Amicale Solvay, Belgium
The Amicale Solvay located in Couillet , a section of the Belgian city of Charleroi , was considered to be an important brick building with a flat roof designed by architect Eléazar Cozac and built in 1937-1939 by the Solvay Company. It housed - among other things - a swimming pool, a performance hall as well as a restaurant.
The architecture of this building was made in two perfectly identical copies. The second being located in Jemeppe-sur-Sambre in belgium. The facade is hollowed out in its center by a large semi-circle sheltering the hall and the monumental stairwell lit by a circular glass roof . On either side is a narrow glass roof giving verticality and lightness to the facade. The other sides are pierced with high windows with metal frames.
It was built for the use of factory personnel, and the swimming pool opened fairly quickly to the public and notably welcomed schools and clubs in the nearby region.
Until 1994 , it remained the property of the Solvay company whereby the Free University of Brussels bought it.
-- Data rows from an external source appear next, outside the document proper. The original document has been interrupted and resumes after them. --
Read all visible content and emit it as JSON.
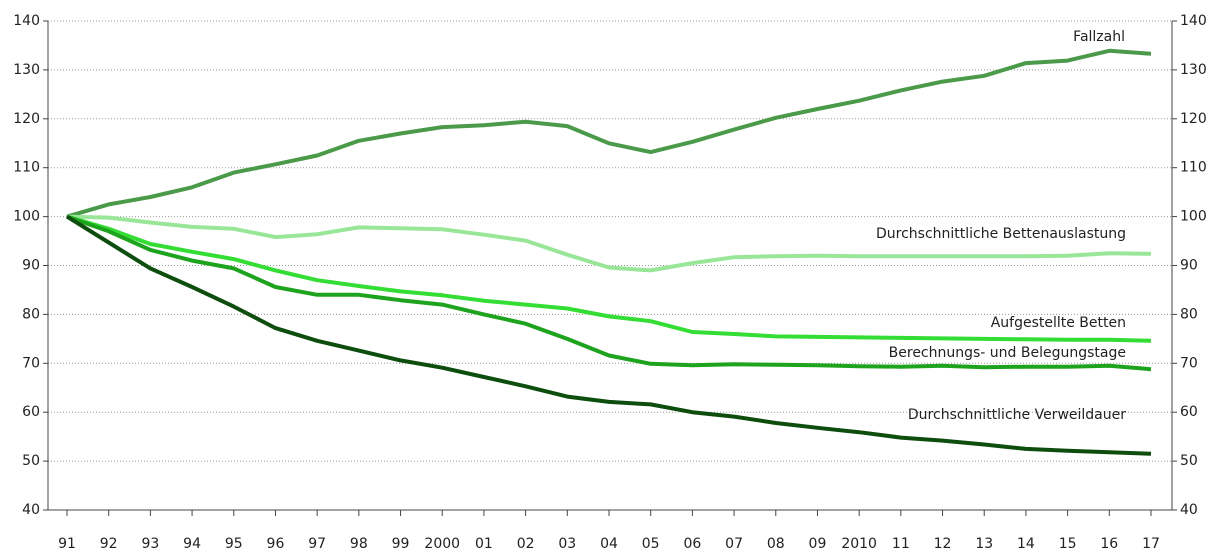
{
  "chart_data": {
    "type": "line",
    "categories": [
      "91",
      "92",
      "93",
      "94",
      "95",
      "96",
      "97",
      "98",
      "99",
      "2000",
      "01",
      "02",
      "03",
      "04",
      "05",
      "06",
      "07",
      "08",
      "09",
      "2010",
      "11",
      "12",
      "13",
      "14",
      "15",
      "16",
      "17"
    ],
    "ylim": [
      40,
      140
    ],
    "yticks": [
      40,
      50,
      60,
      70,
      80,
      90,
      100,
      110,
      120,
      130,
      140
    ],
    "grid": true,
    "series": [
      {
        "name": "Fallzahl",
        "color": "#4a9a4a",
        "values": [
          100,
          102.5,
          104,
          106,
          109,
          110.7,
          112.5,
          115.5,
          117,
          118.3,
          118.7,
          119.4,
          118.5,
          115,
          113.2,
          115.3,
          117.8,
          120.2,
          122,
          123.7,
          125.8,
          127.6,
          128.8,
          131.4,
          131.9,
          133.9,
          133.3
        ]
      },
      {
        "name": "Durchschnittliche Bettenauslastung",
        "color": "#99e699",
        "values": [
          100,
          99.8,
          98.8,
          97.9,
          97.5,
          95.8,
          96.4,
          97.8,
          97.6,
          97.4,
          96.3,
          95.1,
          92.2,
          89.6,
          89,
          90.5,
          91.7,
          91.9,
          92,
          91.9,
          91.9,
          91.9,
          91.9,
          91.9,
          92,
          92.5,
          92.4
        ]
      },
      {
        "name": "Aufgestellte Betten",
        "color": "#33dd33",
        "values": [
          100,
          97.5,
          94.4,
          92.8,
          91.3,
          89,
          87,
          85.8,
          84.7,
          83.9,
          82.8,
          82,
          81.2,
          79.6,
          78.6,
          76.4,
          76,
          75.5,
          75.4,
          75.3,
          75.2,
          75.1,
          75,
          74.9,
          74.8,
          74.8,
          74.6
        ]
      },
      {
        "name": "Berechnungs- und Belegungstage",
        "color": "#1ea31e",
        "values": [
          100,
          97,
          93.2,
          91,
          89.4,
          85.6,
          84,
          84,
          82.9,
          82,
          80,
          78.1,
          75,
          71.6,
          69.9,
          69.6,
          69.8,
          69.7,
          69.6,
          69.4,
          69.3,
          69.5,
          69.2,
          69.3,
          69.3,
          69.5,
          68.8
        ]
      },
      {
        "name": "Durchschnittliche Verweildauer",
        "color": "#0d4d0d",
        "values": [
          100,
          94.7,
          89.4,
          85.6,
          81.6,
          77.2,
          74.6,
          72.6,
          70.6,
          69.1,
          67.2,
          65.3,
          63.2,
          62.1,
          61.6,
          60,
          59.1,
          57.8,
          56.8,
          55.9,
          54.8,
          54.2,
          53.4,
          52.5,
          52.1,
          51.8,
          51.5
        ]
      }
    ]
  }
}
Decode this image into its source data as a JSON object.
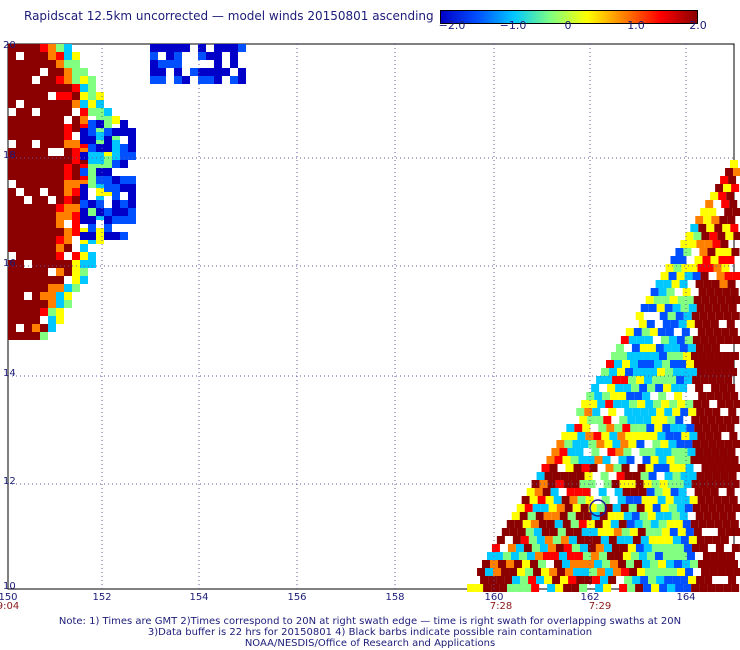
{
  "title": "Rapidscat 12.5km uncorrected — model winds 20150801 ascending",
  "colorbar": {
    "ticks": [
      "−2.0",
      "−1.0",
      "0",
      "1.0",
      "2.0"
    ],
    "colors": [
      "#0000c8",
      "#0050ff",
      "#00c8ff",
      "#80ff80",
      "#ffff00",
      "#ff8000",
      "#ff0000",
      "#8b0000"
    ]
  },
  "map": {
    "x_ticks": [
      "150",
      "152",
      "154",
      "156",
      "158",
      "160",
      "162",
      "164"
    ],
    "y_ticks": [
      "20",
      "18",
      "16",
      "14",
      "12",
      "10"
    ],
    "time_labels": [
      "9:04",
      "7:28",
      "7:29"
    ],
    "colors": {
      "background": "#ffffff",
      "grid": "#5a5a9a",
      "high": "#8b0000",
      "low": "#0000c8"
    }
  },
  "footer": {
    "line1": "Note: 1) Times are GMT 2)Times correspond to 20N at right swath edge — time is right swath for overlapping swaths at 20N",
    "line2": "3)Data buffer is 22 hrs for 20150801 4) Black barbs indicate possible rain contamination",
    "line3": "NOAA/NESDIS/Office of Research and Applications"
  }
}
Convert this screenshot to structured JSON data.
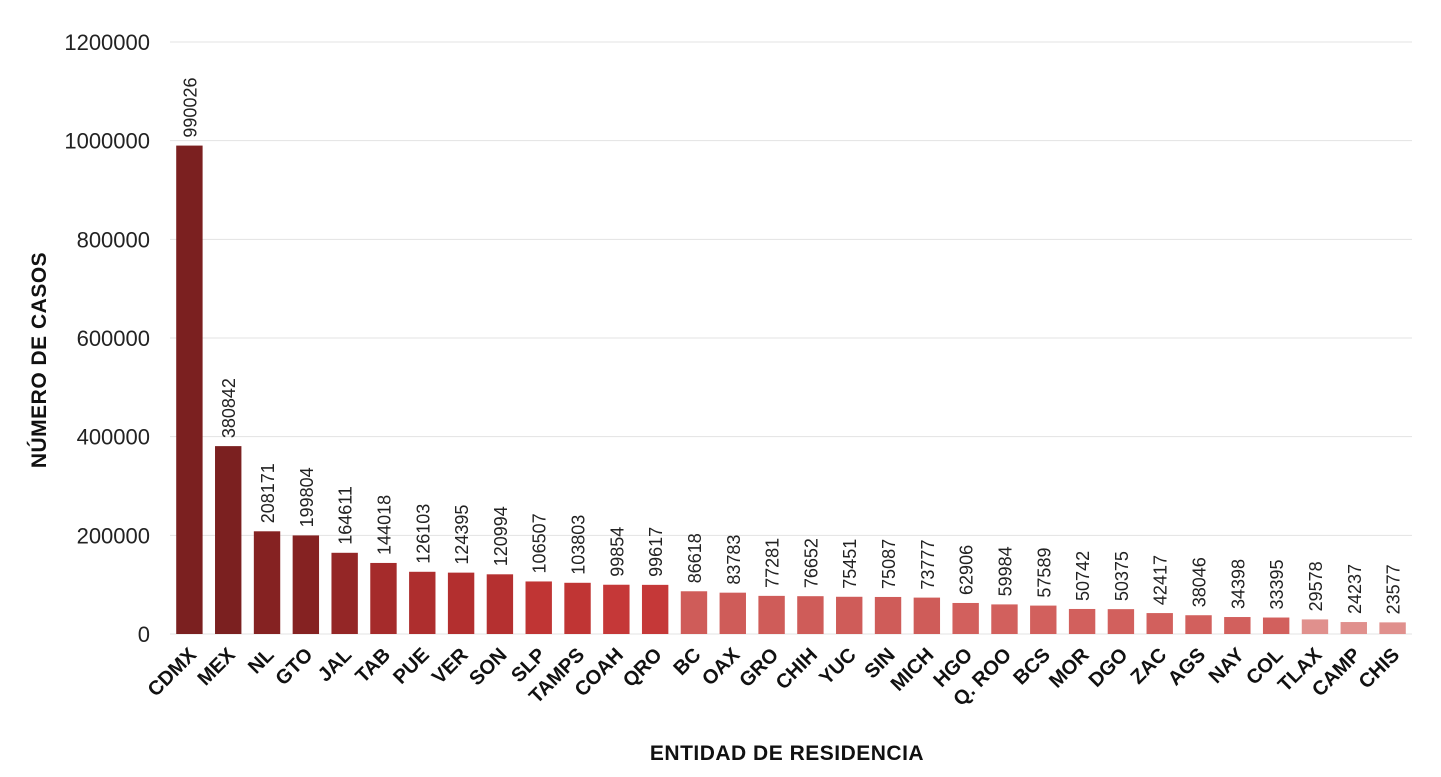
{
  "chart_data": {
    "type": "bar",
    "xlabel": "ENTIDAD DE RESIDENCIA",
    "ylabel": "NÚMERO DE CASOS",
    "ylim": [
      0,
      1200000
    ],
    "yticks": [
      0,
      200000,
      400000,
      600000,
      800000,
      1000000,
      1200000
    ],
    "ytick_labels": [
      "0",
      "200000",
      "400000",
      "600000",
      "800000",
      "1000000",
      "1200000"
    ],
    "grid": true,
    "categories": [
      "CDMX",
      "MEX",
      "NL",
      "GTO",
      "JAL",
      "TAB",
      "PUE",
      "VER",
      "SON",
      "SLP",
      "TAMPS",
      "COAH",
      "QRO",
      "BC",
      "OAX",
      "GRO",
      "CHIH",
      "YUC",
      "SIN",
      "MICH",
      "HGO",
      "Q. ROO",
      "BCS",
      "MOR",
      "DGO",
      "ZAC",
      "AGS",
      "NAY",
      "COL",
      "TLAX",
      "CAMP",
      "CHIS"
    ],
    "values": [
      990026,
      380842,
      208171,
      199804,
      164611,
      144018,
      126103,
      124395,
      120994,
      106507,
      103803,
      99854,
      99617,
      86618,
      83783,
      77281,
      76652,
      75451,
      75087,
      73777,
      62906,
      59984,
      57589,
      50742,
      50375,
      42417,
      38046,
      34398,
      33395,
      29578,
      24237,
      23577
    ],
    "data_labels": [
      "990026",
      "380842",
      "208171",
      "199804",
      "164611",
      "144018",
      "126103",
      "124395",
      "120994",
      "106507",
      "103803",
      "99854",
      "99617",
      "86618",
      "83783",
      "77281",
      "76652",
      "75451",
      "75087",
      "73777",
      "62906",
      "59984",
      "57589",
      "50742",
      "50375",
      "42417",
      "38046",
      "34398",
      "33395",
      "29578",
      "24237",
      "23577"
    ],
    "bar_colors": [
      "#7b2020",
      "#7b2020",
      "#852222",
      "#852222",
      "#942626",
      "#a52b2b",
      "#ae2e2e",
      "#b32f2f",
      "#b53030",
      "#c03534",
      "#c03534",
      "#c53838",
      "#c53838",
      "#cf5c59",
      "#cf5c59",
      "#cf5c59",
      "#cf5c59",
      "#cf5c59",
      "#cf5c59",
      "#cf5c59",
      "#d2605d",
      "#d2605d",
      "#d2605d",
      "#d2605d",
      "#d2605d",
      "#d2605d",
      "#d2605d",
      "#d2605d",
      "#d2605d",
      "#e0908d",
      "#e0908d",
      "#e0908d"
    ]
  }
}
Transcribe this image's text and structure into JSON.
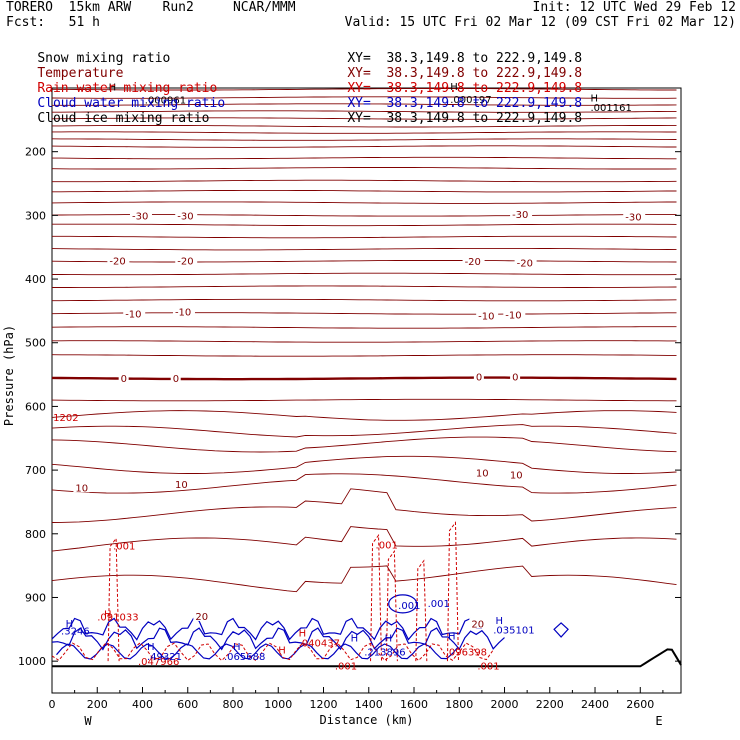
{
  "header": {
    "left1": "TORERO  15km ARW    Run2     NCAR/MMM",
    "left2": "Fcst:   51 h",
    "right1": "Init: 12 UTC Wed 29 Feb 12",
    "right2": "Valid: 15 UTC Fri 02 Mar 12 (09 CST Fri 02 Mar 12)"
  },
  "legend": [
    {
      "name": "Snow mixing ratio",
      "xy": "XY=  38.3,149.8 to 222.9,149.8",
      "color": "#000000"
    },
    {
      "name": "Temperature",
      "xy": "XY=  38.3,149.8 to 222.9,149.8",
      "color": "#800000"
    },
    {
      "name": "Rain water mixing ratio",
      "xy": "XY=  38.3,149.8 to 222.9,149.8",
      "color": "#d00000"
    },
    {
      "name": "Cloud water mixing ratio",
      "xy": "XY=  38.3,149.8 to 222.9,149.8",
      "color": "#0000c0"
    },
    {
      "name": "Cloud ice mixing ratio",
      "xy": "XY=  38.3,149.8 to 222.9,149.8",
      "color": "#000000"
    }
  ],
  "chart_data": {
    "type": "line",
    "xlabel": "Distance (km)",
    "ylabel": "Pressure (hPa)",
    "xlim": [
      0,
      2780
    ],
    "ylim": [
      1050,
      100
    ],
    "xticks": [
      0,
      200,
      400,
      600,
      800,
      1000,
      1200,
      1400,
      1600,
      1800,
      2000,
      2200,
      2400,
      2600
    ],
    "yticks": [
      200,
      300,
      400,
      500,
      600,
      700,
      800,
      900,
      1000
    ],
    "x_end_labels": {
      "left": "W",
      "right": "E"
    },
    "colors": {
      "temperature": "#800000",
      "rain": "#d00000",
      "cloud_water": "#0000c0",
      "ground": "#000000"
    },
    "temperature_isotherms": [
      {
        "label": "-30",
        "pressure": 300
      },
      {
        "label": "-20",
        "pressure": 372
      },
      {
        "label": "-10",
        "pressure": 454
      },
      {
        "label": "0",
        "pressure": 556
      },
      {
        "label": "10",
        "pressure": 695
      },
      {
        "label": "20",
        "pressure": 930
      }
    ],
    "temperature_labels": [
      {
        "text": "-30",
        "x": 380,
        "p": 300
      },
      {
        "text": "-30",
        "x": 580,
        "p": 300
      },
      {
        "text": "-30",
        "x": 2060,
        "p": 298
      },
      {
        "text": "-30",
        "x": 2560,
        "p": 302
      },
      {
        "text": "-20",
        "x": 280,
        "p": 371
      },
      {
        "text": "-20",
        "x": 580,
        "p": 371
      },
      {
        "text": "-20",
        "x": 1850,
        "p": 372
      },
      {
        "text": "-20",
        "x": 2080,
        "p": 374
      },
      {
        "text": "-10",
        "x": 350,
        "p": 454
      },
      {
        "text": "-10",
        "x": 570,
        "p": 451
      },
      {
        "text": "-10",
        "x": 1910,
        "p": 457
      },
      {
        "text": "-10",
        "x": 2030,
        "p": 456
      },
      {
        "text": "0",
        "x": 330,
        "p": 555
      },
      {
        "text": "0",
        "x": 560,
        "p": 555
      },
      {
        "text": "0",
        "x": 1900,
        "p": 553
      },
      {
        "text": "0",
        "x": 2060,
        "p": 553
      },
      {
        "text": "10",
        "x": 130,
        "p": 727
      },
      {
        "text": "10",
        "x": 570,
        "p": 722
      },
      {
        "text": "10",
        "x": 1900,
        "p": 704
      },
      {
        "text": "10",
        "x": 2050,
        "p": 707
      },
      {
        "text": "20",
        "x": 660,
        "p": 929
      },
      {
        "text": "20",
        "x": 1880,
        "p": 941
      }
    ],
    "rain_labels": [
      {
        "text": ".001",
        "x": 270,
        "p": 818
      },
      {
        "text": ".001",
        "x": 1430,
        "p": 817
      },
      {
        "text": ".001",
        "x": 1880,
        "p": 1007
      },
      {
        "text": ".001",
        "x": 1250,
        "p": 1007
      },
      {
        "text": ".091033",
        "x": 200,
        "p": 930
      },
      {
        "text": ".040437",
        "x": 1090,
        "p": 971
      },
      {
        "text": ".096398",
        "x": 1740,
        "p": 985
      },
      {
        "text": ".047966",
        "x": 380,
        "p": 1000
      },
      {
        "text": "1202",
        "x": 5,
        "p": 617
      }
    ],
    "cloud_labels": [
      {
        "text": ".001",
        "x": 1530,
        "p": 912
      },
      {
        "text": ".035101",
        "x": 1950,
        "p": 950
      },
      {
        "text": ".213896",
        "x": 1380,
        "p": 985
      },
      {
        "text": ".065688",
        "x": 760,
        "p": 992
      },
      {
        "text": ".49321",
        "x": 420,
        "p": 992
      },
      {
        "text": ".3246",
        "x": 40,
        "p": 952
      },
      {
        "text": ".001",
        "x": 1660,
        "p": 909
      }
    ],
    "black_labels": [
      {
        "text": ".000961",
        "x": 410,
        "p": 118
      },
      {
        "text": ".000197",
        "x": 1760,
        "p": 117
      },
      {
        "text": ".001161",
        "x": 2380,
        "p": 130
      }
    ],
    "h_markers": [
      {
        "x": 250,
        "p": 98,
        "color": "#000000"
      },
      {
        "x": 1760,
        "p": 97,
        "color": "#000000"
      },
      {
        "x": 2380,
        "p": 115,
        "color": "#000000"
      },
      {
        "x": 60,
        "p": 940,
        "color": "#0000c0"
      },
      {
        "x": 230,
        "p": 925,
        "color": "#d00000"
      },
      {
        "x": 420,
        "p": 976,
        "color": "#0000c0"
      },
      {
        "x": 800,
        "p": 976,
        "color": "#0000c0"
      },
      {
        "x": 1000,
        "p": 982,
        "color": "#d00000"
      },
      {
        "x": 1090,
        "p": 955,
        "color": "#d00000"
      },
      {
        "x": 1320,
        "p": 963,
        "color": "#0000c0"
      },
      {
        "x": 1470,
        "p": 963,
        "color": "#0000c0"
      },
      {
        "x": 1750,
        "p": 960,
        "color": "#0000c0"
      },
      {
        "x": 1960,
        "p": 935,
        "color": "#0000c0"
      }
    ]
  }
}
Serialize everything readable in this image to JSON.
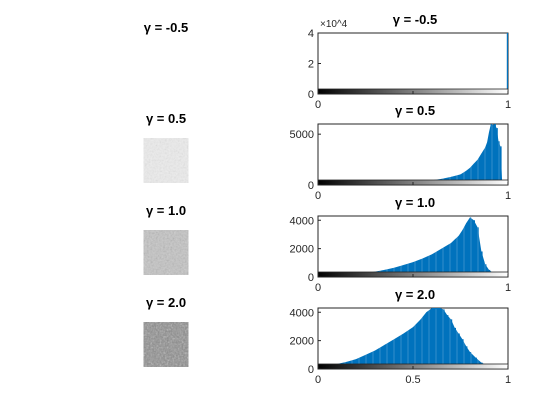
{
  "figure": {
    "panels": [
      {
        "title": "γ = -0.5",
        "image": {
          "tone": "blank"
        }
      },
      {
        "title": "γ = 0.5",
        "image": {
          "tone": "light"
        }
      },
      {
        "title": "γ = 1.0",
        "image": {
          "tone": "mid"
        }
      },
      {
        "title": "γ = 2.0",
        "image": {
          "tone": "dark"
        }
      }
    ]
  },
  "colors": {
    "bar": "#0072bd",
    "axis": "#262626",
    "background": "#ffffff"
  },
  "chart_data": [
    {
      "type": "bar",
      "title": "γ = -0.5",
      "xlim": [
        0,
        1
      ],
      "ylim": [
        0,
        40000
      ],
      "xticks": [
        0,
        0.5,
        1
      ],
      "xtick_labels": [
        "0",
        "",
        "1"
      ],
      "yticks": [
        0,
        20000,
        40000
      ],
      "ytick_labels": [
        "0",
        "2",
        "4"
      ],
      "y_exponent_label": "×10^4",
      "grid": false,
      "colorbar_below_axis": true,
      "series": [
        {
          "x": [
            1.0
          ],
          "values": [
            40000
          ]
        }
      ]
    },
    {
      "type": "bar",
      "title": "γ = 0.5",
      "xlim": [
        0,
        1
      ],
      "ylim": [
        0,
        6000
      ],
      "xticks": [
        0,
        0.5,
        1
      ],
      "xtick_labels": [
        "0",
        "",
        "1"
      ],
      "yticks": [
        0,
        5000
      ],
      "ytick_labels": [
        "0",
        "5000"
      ],
      "grid": false,
      "colorbar_below_axis": true,
      "series": [
        {
          "x": [
            0.3,
            0.35,
            0.4,
            0.45,
            0.5,
            0.55,
            0.6,
            0.65,
            0.7,
            0.75,
            0.78,
            0.8,
            0.82,
            0.84,
            0.86,
            0.88,
            0.89,
            0.9,
            0.91,
            0.92,
            0.93,
            0.94,
            0.95,
            0.96,
            0.97
          ],
          "values": [
            20,
            60,
            110,
            180,
            260,
            350,
            470,
            600,
            800,
            1050,
            1400,
            1700,
            2100,
            2500,
            3100,
            3700,
            4200,
            5200,
            6000,
            5900,
            6000,
            5600,
            4300,
            3800,
            0
          ]
        }
      ]
    },
    {
      "type": "bar",
      "title": "γ = 1.0",
      "xlim": [
        0,
        1
      ],
      "ylim": [
        0,
        4300
      ],
      "xticks": [
        0,
        0.5,
        1
      ],
      "xtick_labels": [
        "0",
        "",
        "1"
      ],
      "yticks": [
        0,
        2000,
        4000
      ],
      "ytick_labels": [
        "0",
        "2000",
        "4000"
      ],
      "grid": false,
      "colorbar_below_axis": true,
      "series": [
        {
          "x": [
            0.1,
            0.15,
            0.2,
            0.25,
            0.3,
            0.35,
            0.4,
            0.45,
            0.5,
            0.55,
            0.6,
            0.65,
            0.7,
            0.72,
            0.74,
            0.76,
            0.78,
            0.8,
            0.82,
            0.84,
            0.86,
            0.88,
            0.9,
            0.92,
            0.94,
            0.96
          ],
          "values": [
            30,
            100,
            180,
            280,
            380,
            500,
            650,
            850,
            1050,
            1300,
            1600,
            2000,
            2400,
            2650,
            2900,
            3300,
            3800,
            4200,
            4000,
            3500,
            1800,
            900,
            500,
            300,
            150,
            50
          ]
        }
      ]
    },
    {
      "type": "bar",
      "title": "γ = 2.0",
      "xlim": [
        0,
        1
      ],
      "ylim": [
        0,
        4300
      ],
      "xticks": [
        0,
        0.5,
        1
      ],
      "xtick_labels": [
        "0",
        "0.5",
        "1"
      ],
      "yticks": [
        0,
        2000,
        4000
      ],
      "ytick_labels": [
        "0",
        "2000",
        "4000"
      ],
      "grid": false,
      "colorbar_below_axis": true,
      "series": [
        {
          "x": [
            0.02,
            0.05,
            0.1,
            0.15,
            0.2,
            0.25,
            0.3,
            0.35,
            0.4,
            0.45,
            0.5,
            0.54,
            0.57,
            0.6,
            0.62,
            0.64,
            0.66,
            0.68,
            0.7,
            0.72,
            0.74,
            0.76,
            0.78,
            0.8,
            0.83,
            0.86,
            0.9,
            0.95
          ],
          "values": [
            100,
            200,
            350,
            500,
            700,
            1000,
            1300,
            1700,
            2100,
            2500,
            2950,
            3500,
            4000,
            4300,
            4300,
            4300,
            4200,
            3800,
            3500,
            2900,
            2500,
            2100,
            1600,
            1200,
            800,
            450,
            200,
            50
          ]
        }
      ]
    }
  ]
}
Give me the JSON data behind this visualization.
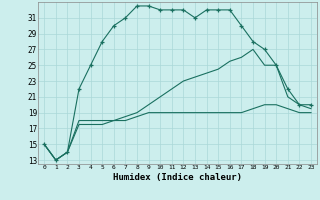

The swimming pool was beginning to get old and tired looking and subsequently maintenance and repairs became too expensive to keep open in its then current form. In 1998, the swimming pool was abandoned and it began its long process of decay.
In 2000, the building was listed as a Walloon heritage.
At the end of 2005 , the old swimming pool was bought again by the non-profit organization CIECD (European Islamic Center for Culture and Dialogue). Work was undertaken after the sale. but remained at a standstill due to the association's financial problems.
In 2016, despite legal obligation for the ASBL to maintain this building in a correct state - even in the case where the building is classified as Walloon heritage - there was no feeback from the owners and the decay worsened.
As for the state of the property, a health sheet has been established, it identified the urgent work to be carried out. This sheet was not binding and in the system of Walloon heritage law, it is updated every 5 years. Which brings us back to 2026. If no regularisation occurs within this period, the competent regional authority can then replace the defaulting owner through the municipalities and provinces, or expropriate him for public utility. The procedure is long. We can fear that within 10 years, the building will be doomed to demolition if nothing has changed.
2022: According to Luc Parmentier, Ecolo municipal councilor in Charleroi;
The current owner of the building must pay municipal taxes. It should therefore not be very difficult to go back to him to ask him to account for the dilapidation of the premises. It is high time to act because, in a few years, this building will have to be demolished, which is all the same the architectural testimony of a certain era.
It remains to be seen if the building is saved or falls to the ground.